Menschenrechtliche Sorgfaltspflichten
Lieferkettengesetz reicht nicht aus
Das nun beschlossene neue Lieferkettengesetz ist ein wichtiger Schritt hin zu weltweit fairen Arbeitsbedingungen. Es geht aber nicht weit genug. Bestenfalls ergänzt es die bestehenden Initiativen von Gewerkschaften und nichtstaatlichen Organisationen.

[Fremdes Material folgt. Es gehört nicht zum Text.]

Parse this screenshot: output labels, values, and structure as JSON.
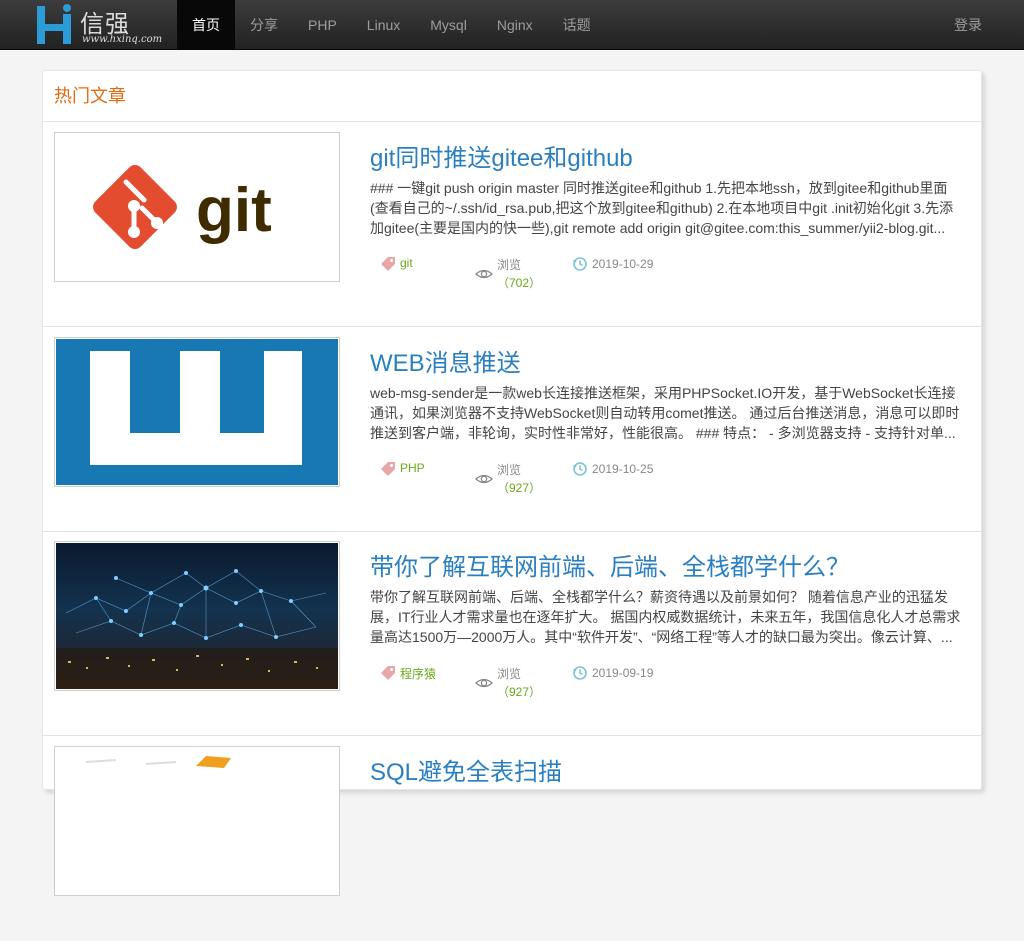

Unternehmen sollten grundlegende Arbeitnehmer- und Menschenrechte garantieren – nicht nur im eigenen Land, sondern überall, wo sie produzieren lassen. Nur wie lässt sich erreichen, dass sie ihrer Verantwortung gerecht werden?
Das neue Lieferkettengesetz könnte dabei helfen, bestehende Lücken im Bereich der menschenrechtlichen Sorgfaltspflichten von Unternehmen entlang ihrer Lieferkette zu schließen. Es soll deutsche Unternehmen dazu verpflichten, für die Einhaltung der Menschenrechte in den Produktionsstätten entlang ihrer Lieferkette geradezustehen. Bei Verstößen drohen Bußgelder und der Ausschluss von öffentlichen Ausschreibungen. Wichtige Eckpunkte sind jedoch kritisch zu sehen:
- Erstens soll das Gesetz ab 2024 nur für Konzerne mit mehr als 1.000 Arbeitnehmer gelten – und damit in deutlich weniger Unternehmen als im ursprünglichen Gesetzentwurf vorgesehen. Bei Einführung des Gesetzes 2023 gilt sogar eine Schwelle von 3.000 Arbeitnehmern.
- Zweitens gilt die volle Sorgfaltspflicht nur für ihre unmittelbaren Zulieferer und nicht die gesamte Lieferkette.
- Drittens müssen die Unternehmen nicht zivilrechtlich haften, wie ursprünglich vorgesehen.
Immerhin sollen künftig Hilfsorganisationen und Gewerkschaften gegen Missstände klagen dürfen – bisher konnten das nur die Geschädigten selbst. Sie können jedoch nur für die Geschädigten klagen, die rechtliche Ausgangslage für Schadensersatzklagen verbessert sich auch durch das kollektive Klagerecht also nicht. Angesichts der Einschränkungen wird offenbar: Für sich genommen reicht das Lieferkettengesetz nicht aus.
Über dieses Gesetz hinaus existieren schon länger weitere Instrumente, unter anderem globale Vereinbarungen mit Gewerkschaften und grenzüberschreitende Möglichkeiten der Mitbestimmung, die zu einer umfassenden Umsetzung der Vorgaben des Lieferkettengesetzes unerlässlich sind.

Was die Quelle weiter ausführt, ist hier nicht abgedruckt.